Enfant et adolescent, Patrick Modiano est mis à l’écart par ses parents, surtout par sa mère qu’il décrit d’ailleurs comme « une jolie fille au cœur sec ». A l’âge de 15 ans, sa rencontre avec Raymond Queneau marque un tournant. En effet, l’écrivain cofondateur de l’Oulipo prend le jeune Modiano sous son aile et l’introduira plus tard dans les cercles littéraires. En 1968, La Place de l’Etoile, premier roman, marque pour Patrick Modiano le début d’une carrière littéraire riche et récompensée à plusieurs reprises jusqu’à cet automne où il obtient (enfin ?) la distinction la plus haute.
- Modiano, une écriture simple et puissante
La langue de Patrick Modiano est claire avant tout. Les idées s’enchaînent avec une grande fluidité et toutes les phrases glissent, naturelles et évidentes. Même les descriptions sont amenées comme des éléments centraux de l’intrigue. Rien n’est laissé au hasard. Voilà une première caractéristique de Modiano ; une écriture rigoureusement travaillée qui nous parvient cependant sans que l’on perçoive l’effort qui la précède. Seulement et simplement le résultat.
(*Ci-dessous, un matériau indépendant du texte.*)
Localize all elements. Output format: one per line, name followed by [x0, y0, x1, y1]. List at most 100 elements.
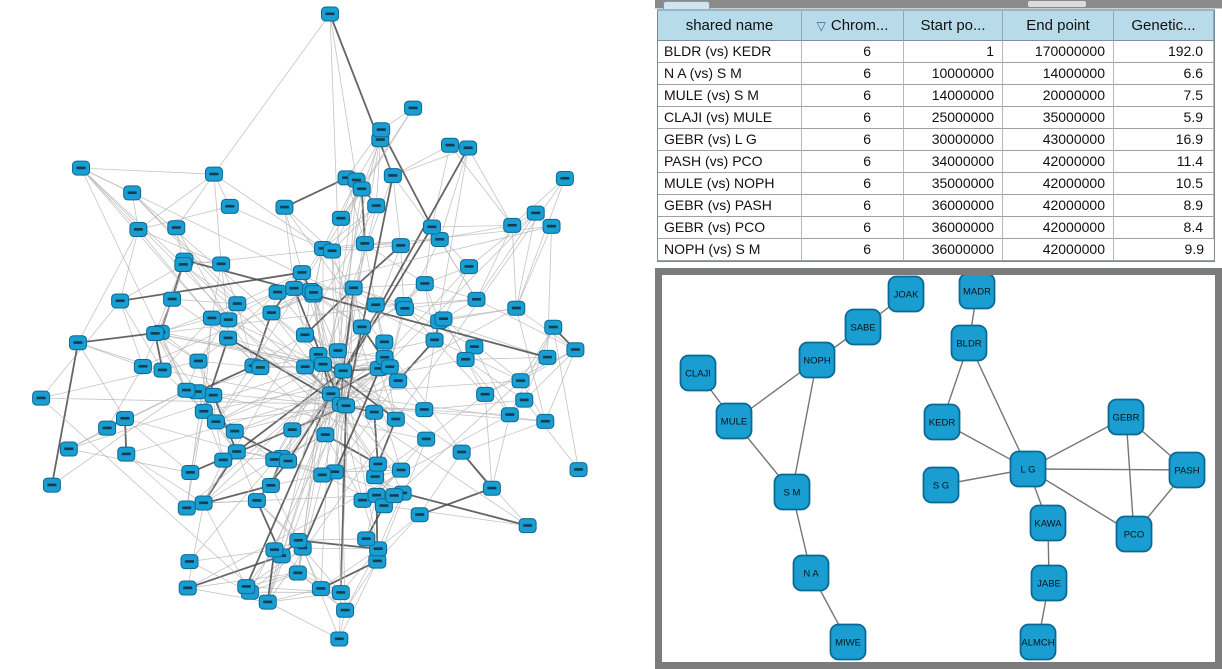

Ce ton simple et concis traduit de la part des personnages une grande lucidité sur le monde qui les entoure. Cependant, celle-ci se double souvent d’une incompréhension et d’un profond sentiment de solitude. Cette solitude est unique, c’est sans nul doute celle de Modiano qui se sent si proche, au début de Un Pedigree, du petit chien de sa mère, délaissé par cette dernière et qui se jettera par une fenêtre. Dans les romans de Modiano, la solitude pousse alors les personnages, adultes, vers la recherche d’un passé disparu. Et c’est ainsi que surgit un nouveau thème cher à l’écrivain et souligné par l’académie Nobel : la mémoire. En effet, la quête des souvenirs est essentielle dans les romans de Modiano qui va jusqu’au cas le plus extrême dans Rue des Boutiques Obscures (1978) où le narrateur amnésique a toute une vie à retrouver. Finalement, toute l’écriture de Patrick Modiano ressemble à un long souvenir lisse marqué seulement par les soubresauts d’existences fractionnaires que les personnages s’attachent à compléter, pièces par pièces.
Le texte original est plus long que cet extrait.